Performance Analysis Survey - PaddlePaddle/Paddle GitHub Wiki
This page will list summaries of existing techniques for performance analysis and optimization. The purpose of this survey is to make an informed decision on how to design Paddle's performance benchmarking tools.
https://software.intel.com/en-us/intel-vtune-amplifier-xe
https://developer.nvidia.com/nvidia-visual-profiler
http://math-atlas.sourceforge.net/
There is a nice description of techniques used by ATLAS to provide optimized performance for many platforms on Wikipedia.
The three principles mentioned are:
- Parametrization
- Multiple implementation
- Code generation
FFTW's approach for speeding up computation is three-fold (as mentioned in their FAQ)
- At runtime, based on compiler and machine characteristics, this library creates a “plan” for FFT computation among different techniques.
- They use code generation to optimize small routines
- They optimize computation based on a machine’s memory hierarchy.

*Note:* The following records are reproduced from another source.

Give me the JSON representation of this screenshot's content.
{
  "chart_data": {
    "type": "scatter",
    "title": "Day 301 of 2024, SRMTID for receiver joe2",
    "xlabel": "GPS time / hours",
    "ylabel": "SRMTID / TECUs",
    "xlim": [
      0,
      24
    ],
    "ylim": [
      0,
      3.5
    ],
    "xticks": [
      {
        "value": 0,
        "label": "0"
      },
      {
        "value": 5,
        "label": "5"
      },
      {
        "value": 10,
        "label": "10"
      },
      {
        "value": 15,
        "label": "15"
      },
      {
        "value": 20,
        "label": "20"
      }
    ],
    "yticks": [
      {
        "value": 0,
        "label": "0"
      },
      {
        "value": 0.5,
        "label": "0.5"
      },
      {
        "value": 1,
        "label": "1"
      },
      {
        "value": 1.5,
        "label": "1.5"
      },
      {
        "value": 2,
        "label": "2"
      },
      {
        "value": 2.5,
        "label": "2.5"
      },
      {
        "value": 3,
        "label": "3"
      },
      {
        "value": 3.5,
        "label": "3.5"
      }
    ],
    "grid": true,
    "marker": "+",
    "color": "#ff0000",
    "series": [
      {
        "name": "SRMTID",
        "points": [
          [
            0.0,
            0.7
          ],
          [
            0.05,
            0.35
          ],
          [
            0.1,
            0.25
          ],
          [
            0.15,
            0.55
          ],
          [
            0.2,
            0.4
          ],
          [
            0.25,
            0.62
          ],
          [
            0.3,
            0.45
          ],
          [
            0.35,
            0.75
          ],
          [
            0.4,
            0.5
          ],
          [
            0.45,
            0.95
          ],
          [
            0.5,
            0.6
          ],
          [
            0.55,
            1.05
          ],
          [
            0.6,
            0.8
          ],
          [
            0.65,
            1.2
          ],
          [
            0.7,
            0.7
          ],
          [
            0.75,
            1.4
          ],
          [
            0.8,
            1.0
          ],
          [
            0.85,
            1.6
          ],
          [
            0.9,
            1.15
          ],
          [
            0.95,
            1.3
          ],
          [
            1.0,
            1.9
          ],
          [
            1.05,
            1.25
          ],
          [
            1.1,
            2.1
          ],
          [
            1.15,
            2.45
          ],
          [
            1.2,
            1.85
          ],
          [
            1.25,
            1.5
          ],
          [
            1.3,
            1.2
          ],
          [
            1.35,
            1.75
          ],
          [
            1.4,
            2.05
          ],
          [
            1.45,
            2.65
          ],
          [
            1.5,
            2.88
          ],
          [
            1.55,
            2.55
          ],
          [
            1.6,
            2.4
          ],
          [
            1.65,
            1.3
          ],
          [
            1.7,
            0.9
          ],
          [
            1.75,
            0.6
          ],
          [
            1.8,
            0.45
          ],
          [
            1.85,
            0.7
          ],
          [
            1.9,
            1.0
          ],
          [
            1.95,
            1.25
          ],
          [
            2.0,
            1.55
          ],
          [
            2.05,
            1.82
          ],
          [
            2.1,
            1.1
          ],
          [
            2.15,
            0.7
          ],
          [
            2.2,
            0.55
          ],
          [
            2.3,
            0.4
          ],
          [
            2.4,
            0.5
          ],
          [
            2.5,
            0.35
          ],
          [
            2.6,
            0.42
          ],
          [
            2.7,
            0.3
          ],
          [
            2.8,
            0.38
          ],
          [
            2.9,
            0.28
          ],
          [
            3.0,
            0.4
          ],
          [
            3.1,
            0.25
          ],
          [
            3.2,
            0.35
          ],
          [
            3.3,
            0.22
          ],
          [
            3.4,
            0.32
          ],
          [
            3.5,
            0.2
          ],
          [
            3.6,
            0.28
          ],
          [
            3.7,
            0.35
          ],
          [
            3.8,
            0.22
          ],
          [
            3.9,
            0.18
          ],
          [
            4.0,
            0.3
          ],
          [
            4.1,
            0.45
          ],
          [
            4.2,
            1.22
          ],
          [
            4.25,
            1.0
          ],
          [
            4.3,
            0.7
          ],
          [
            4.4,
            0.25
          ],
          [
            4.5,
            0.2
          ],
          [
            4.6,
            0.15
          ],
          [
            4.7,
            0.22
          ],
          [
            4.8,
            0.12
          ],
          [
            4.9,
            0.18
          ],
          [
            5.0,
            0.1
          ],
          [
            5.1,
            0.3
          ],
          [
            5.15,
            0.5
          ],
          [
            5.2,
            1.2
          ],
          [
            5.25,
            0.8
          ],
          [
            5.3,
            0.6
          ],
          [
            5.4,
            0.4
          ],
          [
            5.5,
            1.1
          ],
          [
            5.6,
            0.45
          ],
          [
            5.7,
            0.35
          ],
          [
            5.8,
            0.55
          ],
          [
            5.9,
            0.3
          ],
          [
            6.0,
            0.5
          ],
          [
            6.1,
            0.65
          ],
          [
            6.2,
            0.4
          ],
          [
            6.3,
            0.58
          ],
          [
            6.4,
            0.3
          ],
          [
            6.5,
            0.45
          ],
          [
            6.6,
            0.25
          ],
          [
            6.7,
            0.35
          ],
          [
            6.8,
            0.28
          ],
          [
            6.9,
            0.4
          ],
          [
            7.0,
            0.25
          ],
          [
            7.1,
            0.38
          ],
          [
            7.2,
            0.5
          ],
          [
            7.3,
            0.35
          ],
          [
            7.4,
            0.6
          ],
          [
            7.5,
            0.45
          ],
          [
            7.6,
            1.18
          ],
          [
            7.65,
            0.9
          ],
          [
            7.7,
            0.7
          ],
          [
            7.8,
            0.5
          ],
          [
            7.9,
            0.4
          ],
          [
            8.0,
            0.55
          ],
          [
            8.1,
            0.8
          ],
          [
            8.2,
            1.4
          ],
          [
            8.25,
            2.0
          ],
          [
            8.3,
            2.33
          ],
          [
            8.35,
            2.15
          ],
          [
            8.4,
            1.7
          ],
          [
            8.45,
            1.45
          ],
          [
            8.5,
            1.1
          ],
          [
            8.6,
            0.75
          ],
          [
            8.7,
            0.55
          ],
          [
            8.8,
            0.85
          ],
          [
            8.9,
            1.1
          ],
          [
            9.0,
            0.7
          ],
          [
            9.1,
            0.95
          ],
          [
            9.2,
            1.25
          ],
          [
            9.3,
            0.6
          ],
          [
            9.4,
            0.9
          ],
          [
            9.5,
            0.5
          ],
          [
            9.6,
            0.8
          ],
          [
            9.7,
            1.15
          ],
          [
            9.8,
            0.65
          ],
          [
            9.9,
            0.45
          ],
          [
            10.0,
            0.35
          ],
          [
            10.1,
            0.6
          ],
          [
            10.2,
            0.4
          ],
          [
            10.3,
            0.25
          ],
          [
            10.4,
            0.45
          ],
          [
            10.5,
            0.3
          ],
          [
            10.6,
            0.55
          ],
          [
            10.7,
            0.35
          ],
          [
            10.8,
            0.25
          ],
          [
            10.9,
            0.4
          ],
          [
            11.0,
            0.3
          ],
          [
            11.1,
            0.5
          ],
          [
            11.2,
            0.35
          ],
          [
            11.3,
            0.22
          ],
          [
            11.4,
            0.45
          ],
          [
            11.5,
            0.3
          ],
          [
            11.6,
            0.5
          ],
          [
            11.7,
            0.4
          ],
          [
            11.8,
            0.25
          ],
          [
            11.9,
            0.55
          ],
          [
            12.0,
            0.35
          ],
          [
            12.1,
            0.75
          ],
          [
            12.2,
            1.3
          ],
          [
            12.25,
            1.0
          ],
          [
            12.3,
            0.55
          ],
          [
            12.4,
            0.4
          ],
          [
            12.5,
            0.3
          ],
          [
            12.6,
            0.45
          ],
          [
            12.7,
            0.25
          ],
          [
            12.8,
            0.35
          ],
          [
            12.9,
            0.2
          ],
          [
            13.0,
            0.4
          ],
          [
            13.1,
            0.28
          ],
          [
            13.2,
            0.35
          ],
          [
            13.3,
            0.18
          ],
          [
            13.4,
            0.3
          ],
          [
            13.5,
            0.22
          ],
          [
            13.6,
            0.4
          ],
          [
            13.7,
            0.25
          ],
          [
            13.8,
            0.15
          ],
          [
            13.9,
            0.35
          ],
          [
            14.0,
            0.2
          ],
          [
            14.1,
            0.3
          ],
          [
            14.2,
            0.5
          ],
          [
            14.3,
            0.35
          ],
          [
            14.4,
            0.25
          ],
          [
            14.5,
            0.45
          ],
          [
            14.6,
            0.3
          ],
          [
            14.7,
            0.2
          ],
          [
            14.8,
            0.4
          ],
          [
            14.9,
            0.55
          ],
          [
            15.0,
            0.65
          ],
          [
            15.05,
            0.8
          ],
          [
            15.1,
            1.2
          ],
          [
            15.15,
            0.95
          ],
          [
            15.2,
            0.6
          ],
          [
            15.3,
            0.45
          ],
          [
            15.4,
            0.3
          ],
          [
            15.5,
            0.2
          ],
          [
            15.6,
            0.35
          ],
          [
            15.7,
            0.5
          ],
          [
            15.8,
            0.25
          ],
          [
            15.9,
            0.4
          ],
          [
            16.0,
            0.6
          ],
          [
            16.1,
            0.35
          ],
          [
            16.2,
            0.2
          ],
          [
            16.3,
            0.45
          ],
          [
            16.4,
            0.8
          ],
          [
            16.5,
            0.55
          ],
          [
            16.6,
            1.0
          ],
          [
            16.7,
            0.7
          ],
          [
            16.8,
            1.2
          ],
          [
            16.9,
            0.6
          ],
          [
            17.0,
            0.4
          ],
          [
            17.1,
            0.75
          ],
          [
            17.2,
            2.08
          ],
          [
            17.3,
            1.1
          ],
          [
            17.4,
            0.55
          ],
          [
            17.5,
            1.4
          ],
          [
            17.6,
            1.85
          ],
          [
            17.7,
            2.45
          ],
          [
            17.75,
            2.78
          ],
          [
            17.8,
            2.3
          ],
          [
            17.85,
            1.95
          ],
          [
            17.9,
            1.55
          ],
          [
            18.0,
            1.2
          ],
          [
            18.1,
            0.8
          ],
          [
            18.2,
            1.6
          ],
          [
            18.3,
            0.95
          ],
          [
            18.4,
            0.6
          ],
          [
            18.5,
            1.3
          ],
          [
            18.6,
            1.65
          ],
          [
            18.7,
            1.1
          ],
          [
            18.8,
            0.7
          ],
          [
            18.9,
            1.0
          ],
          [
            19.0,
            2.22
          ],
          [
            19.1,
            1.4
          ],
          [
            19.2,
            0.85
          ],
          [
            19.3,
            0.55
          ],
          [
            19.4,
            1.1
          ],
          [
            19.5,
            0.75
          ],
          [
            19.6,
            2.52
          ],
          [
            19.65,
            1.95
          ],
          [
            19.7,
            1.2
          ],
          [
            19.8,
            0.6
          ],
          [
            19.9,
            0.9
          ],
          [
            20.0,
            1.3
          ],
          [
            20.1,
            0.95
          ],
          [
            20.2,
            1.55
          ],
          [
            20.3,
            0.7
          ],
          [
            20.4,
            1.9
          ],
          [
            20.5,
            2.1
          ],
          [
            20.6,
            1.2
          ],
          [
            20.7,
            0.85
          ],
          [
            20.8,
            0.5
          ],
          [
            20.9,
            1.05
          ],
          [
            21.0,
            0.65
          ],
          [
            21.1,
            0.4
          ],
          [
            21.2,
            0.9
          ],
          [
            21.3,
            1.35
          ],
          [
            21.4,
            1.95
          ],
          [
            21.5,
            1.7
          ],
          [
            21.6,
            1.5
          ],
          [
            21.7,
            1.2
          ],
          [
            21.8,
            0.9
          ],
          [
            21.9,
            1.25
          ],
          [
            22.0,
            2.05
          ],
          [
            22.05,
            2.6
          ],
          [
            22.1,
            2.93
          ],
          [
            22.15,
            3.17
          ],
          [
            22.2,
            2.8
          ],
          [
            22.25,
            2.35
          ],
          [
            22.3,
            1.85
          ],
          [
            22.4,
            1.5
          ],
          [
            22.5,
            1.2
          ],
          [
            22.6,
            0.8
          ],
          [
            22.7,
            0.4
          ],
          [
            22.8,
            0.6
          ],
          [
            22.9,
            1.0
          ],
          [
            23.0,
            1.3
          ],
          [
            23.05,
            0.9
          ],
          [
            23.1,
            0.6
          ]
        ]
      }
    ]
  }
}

FFTW accumulates "wisdom". That is, it can be run in modes where it tries many different possible "plans" of computation and learns which are optimal for a given data size on that particular machine. It can store this knowledge for future reuse. See this page for more information.
A large amount of engineering effort has gone into this package. It is unlikely that Paddle contributors have the bandwidth to take a similar approach, since we want to make computation on a variety of CPU/GPU models faster, and we also have more operation types. Ideally, we can rely on a library to make the decisions at runtime on which implementations to use.
NNVM provides an intermediate representation for high-level graph compilation (e.g. operator scheduling and memory management). An open question is whether we can use NNVM/TLM for optimization rather than re-inventing the wheel. We should weigh whether the invasive change to Paddle worth the performance benefits across platforms. While we could keep the interface for users the same, using NNVM in Paddle would require rewriting significant parts of the framework. This repository contains a tutorial on building a framework using NNVM. They include a couple benchmarks in their press release; we should use the library more and benchmark our primary use cases before seriously considering switching to using NNVM.
TVM supports many platforms (GPU, CPU, Raspberry Pi, smart phones, etc). It contains libraries that produce optimized machine code as well as platform-agnostic wrappers around those kernels. Using TVM would require adding an additional set of implementations (alongside the Cuda and CPU kernels) that use TVM's abstraction layer. This tutorial contains example code for a vector addition (in Python, though they have a C++ endpoint as well). We may still want to implement our own graph-based optimizations on top of TVM if we use TVM and not NNVM.